Improper encoding in Java Read/Write file

563 Views Asked by At

I want to write to a csv file in UTF-8 in java

I am using BufferedWriter out = new BufferedWriter(new OutputStreamWriter(new FileOutputStream("temp.csv"),Charset.forName("UTF-8").newEncoder())); after searching the internet

I am still getting illegal characters.

I want to write "Kürzlich" to my file and later on read and write again from the same file. When I do so I get "Kürzlich"

How I am getting "Kürzlich": I am parsing a xml file using DOM.

    DocumentBuilderFactory dbFactory = DocumentBuilderFactory.newInstance();
    DocumentBuilder dBuilder = dbFactory.newDocumentBuilder();
    InputStream openstream = url.openStream();
    Document doc = dBuilder.parse(openstream);
    doc.getDocumentElement().normalize();

and then I extract my string.

I do not care how it is shown on the screen. I want to compare the stuff I write in the file with another file which is converted perfectly.

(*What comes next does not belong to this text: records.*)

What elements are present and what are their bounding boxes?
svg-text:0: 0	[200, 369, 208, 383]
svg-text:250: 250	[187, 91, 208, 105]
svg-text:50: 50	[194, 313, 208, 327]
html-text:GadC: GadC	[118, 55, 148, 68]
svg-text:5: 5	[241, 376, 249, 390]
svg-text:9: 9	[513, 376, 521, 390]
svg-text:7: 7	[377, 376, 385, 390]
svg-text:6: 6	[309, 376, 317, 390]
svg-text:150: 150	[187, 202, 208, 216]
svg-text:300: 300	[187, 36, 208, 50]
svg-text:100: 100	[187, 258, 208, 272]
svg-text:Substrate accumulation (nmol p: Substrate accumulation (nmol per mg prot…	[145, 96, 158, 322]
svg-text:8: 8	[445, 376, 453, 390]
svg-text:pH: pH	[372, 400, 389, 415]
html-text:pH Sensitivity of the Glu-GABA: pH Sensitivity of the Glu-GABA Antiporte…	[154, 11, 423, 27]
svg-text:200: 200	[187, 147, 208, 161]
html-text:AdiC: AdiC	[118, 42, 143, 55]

Is it happening because of DOM structure? Is there a way around?

1

There are 1 best solutions below

7
On

You appear to be writing UTF-8, but I don't see how you are reading UTF-8. Most likely you are reading the default encoding.

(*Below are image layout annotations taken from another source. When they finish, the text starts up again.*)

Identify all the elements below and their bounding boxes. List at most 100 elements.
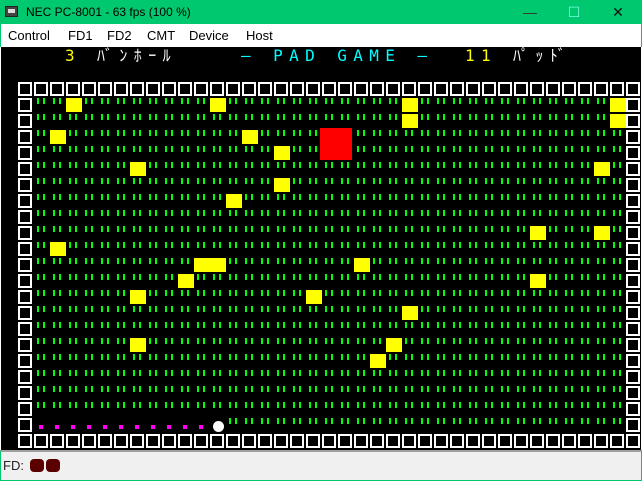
grass-tick — [597, 274, 599, 280]
grass-tick — [53, 226, 55, 232]
menu-cmt[interactable]: CMT — [147, 28, 176, 43]
grass-tick — [421, 194, 423, 200]
grass-tick — [421, 322, 423, 328]
fd-status-label: FD: — [3, 458, 24, 473]
grass-tick — [229, 402, 231, 408]
grass-tick — [315, 258, 317, 264]
grass-tick — [251, 418, 253, 424]
grass-tick — [533, 354, 535, 360]
grass-tick — [139, 354, 141, 360]
grass-tick — [555, 114, 557, 120]
grass-tick — [133, 274, 135, 280]
grass-tick — [123, 306, 125, 312]
grass-tick — [539, 130, 541, 136]
grass-tick — [197, 370, 199, 376]
grass-tick — [411, 178, 413, 184]
grass-tick — [171, 226, 173, 232]
grass-tick — [501, 194, 503, 200]
grass-tick — [267, 274, 269, 280]
grass-tick — [613, 242, 615, 248]
grass-tick — [491, 178, 493, 184]
pad-block — [402, 114, 418, 128]
grass-tick — [555, 290, 557, 296]
grass-tick — [485, 162, 487, 168]
grass-tick — [165, 338, 167, 344]
grass-tick — [139, 258, 141, 264]
menu-host[interactable]: Host — [246, 28, 273, 43]
grass-tick — [565, 338, 567, 344]
grass-tick — [405, 274, 407, 280]
wall-block — [402, 434, 416, 448]
grass-tick — [43, 386, 45, 392]
grass-tick — [59, 402, 61, 408]
close-button[interactable]: ✕ — [612, 4, 624, 20]
grass-tick — [117, 98, 119, 104]
grass-tick — [155, 354, 157, 360]
grass-tick — [565, 322, 567, 328]
grass-tick — [283, 290, 285, 296]
grass-tick — [107, 98, 109, 104]
menu-fd2[interactable]: FD2 — [107, 28, 132, 43]
grass-tick — [213, 130, 215, 136]
grass-tick — [261, 322, 263, 328]
grass-tick — [501, 306, 503, 312]
grass-tick — [245, 402, 247, 408]
grass-tick — [373, 402, 375, 408]
menu-fd1[interactable]: FD1 — [68, 28, 93, 43]
grass-tick — [405, 258, 407, 264]
minimize-button[interactable]: — — [523, 4, 537, 20]
menu-control[interactable]: Control — [8, 28, 50, 43]
grass-tick — [171, 194, 173, 200]
grass-tick — [267, 386, 269, 392]
grass-tick — [363, 242, 365, 248]
maximize-button[interactable]: ☐ — [567, 4, 581, 20]
grass-tick — [587, 274, 589, 280]
grass-tick — [139, 114, 141, 120]
grass-tick — [85, 370, 87, 376]
wall-block — [482, 434, 496, 448]
grass-tick — [37, 386, 39, 392]
grass-tick — [373, 418, 375, 424]
grass-tick — [549, 242, 551, 248]
grass-tick — [53, 162, 55, 168]
grass-tick — [213, 114, 215, 120]
grass-tick — [325, 402, 327, 408]
grass-tick — [581, 98, 583, 104]
grass-tick — [459, 242, 461, 248]
grass-tick — [571, 242, 573, 248]
grass-tick — [229, 226, 231, 232]
menu-device[interactable]: Device — [189, 28, 229, 43]
grass-tick — [395, 274, 397, 280]
grass-tick — [43, 210, 45, 216]
grass-tick — [165, 274, 167, 280]
wall-block — [306, 434, 320, 448]
grass-tick — [85, 258, 87, 264]
grass-tick — [501, 386, 503, 392]
grass-tick — [293, 322, 295, 328]
grass-tick — [283, 354, 285, 360]
grass-tick — [43, 306, 45, 312]
grass-tick — [507, 242, 509, 248]
grass-tick — [603, 130, 605, 136]
emulator-screen[interactable]: 3 ﾊﾞﾝﾎｰﾙ ― PAD GAME ― 11 ﾊﾟｯﾄﾞ — [1, 47, 641, 450]
grass-tick — [571, 418, 573, 424]
grass-tick — [261, 114, 263, 120]
grass-tick — [363, 210, 365, 216]
grass-tick — [165, 178, 167, 184]
grass-tick — [133, 210, 135, 216]
grass-tick — [267, 130, 269, 136]
grass-tick — [181, 130, 183, 136]
grass-tick — [469, 226, 471, 232]
grass-tick — [165, 194, 167, 200]
wall-block — [18, 130, 32, 144]
grass-tick — [213, 274, 215, 280]
wall-block — [18, 98, 32, 112]
grass-tick — [523, 210, 525, 216]
grass-tick — [133, 354, 135, 360]
grass-tick — [171, 98, 173, 104]
grass-tick — [619, 290, 621, 296]
wall-block — [386, 82, 400, 96]
grass-tick — [379, 226, 381, 232]
grass-tick — [347, 322, 349, 328]
balls-count: 3 — [65, 47, 82, 65]
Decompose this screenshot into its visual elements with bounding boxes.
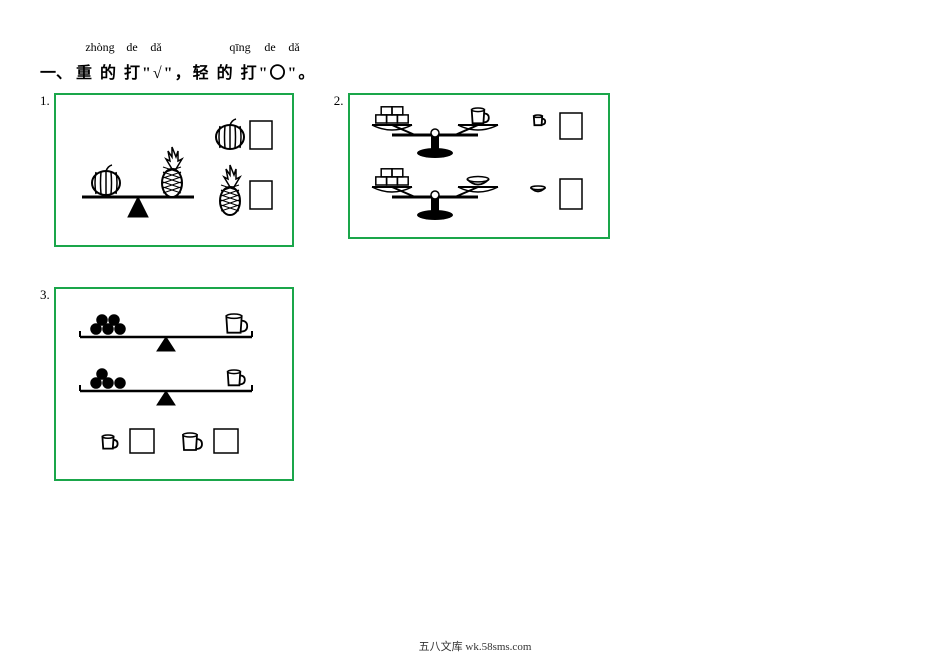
question: 2. — [334, 93, 610, 247]
pinyin-syllable: qīng — [222, 40, 258, 55]
heading-number: 一、 — [40, 65, 72, 82]
answer-box[interactable] — [250, 121, 272, 149]
heading-text: 重 的 打"√"，轻 的 打"〇"。 — [76, 65, 316, 82]
pinyin-syllable: de — [258, 40, 282, 55]
pinyin-row: zhòngdedǎqīngdedǎ — [80, 40, 910, 55]
question: 1. — [40, 93, 294, 247]
questions-container: 1. 2. 3. — [40, 93, 910, 481]
title-row: 一、 重 的 打"√"，轻 的 打"〇"。 — [40, 59, 910, 83]
answer-box[interactable] — [130, 429, 154, 453]
footer: 五八文库 wk.58sms.com — [0, 638, 950, 654]
question-illustration — [356, 101, 602, 231]
question-number: 3. — [40, 287, 50, 303]
pinyin-syllable: dǎ — [144, 40, 168, 55]
question: 3. — [40, 287, 294, 481]
question-illustration — [62, 295, 286, 473]
answer-box[interactable] — [214, 429, 238, 453]
pinyin-syllable: dǎ — [282, 40, 306, 55]
pinyin-syllable: de — [120, 40, 144, 55]
question-box — [348, 93, 610, 239]
question-illustration — [62, 101, 286, 239]
question-box — [54, 287, 294, 481]
question-number: 1. — [40, 93, 50, 109]
pinyin-syllable: zhòng — [80, 40, 120, 55]
question-number: 2. — [334, 93, 344, 109]
answer-box[interactable] — [250, 181, 272, 209]
answer-box[interactable] — [560, 179, 582, 209]
answer-box[interactable] — [560, 113, 582, 139]
question-box — [54, 93, 294, 247]
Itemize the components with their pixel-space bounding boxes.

Try wrapping the openstream with an InputStreamReader specifying the encoding you want.

I suggest you try this to show you can write and read UTF-8

String text = "Kürzlich";
PrintWriter pw = new PrintWriter(new BufferedWriter(new OutputStreamWriter(new FileOutputStream("test.txt"), "UTF-8")));
pw.println(text);
pw.close();

BufferedReader br = new BufferedReader(new InputStreamReader(new FileInputStream("test.txt"), "UTF-8"));
String line = br.readLine();
br.close();
System.out.println("Text is the same is " + (line.equals(text)));

prints

Text is the same is true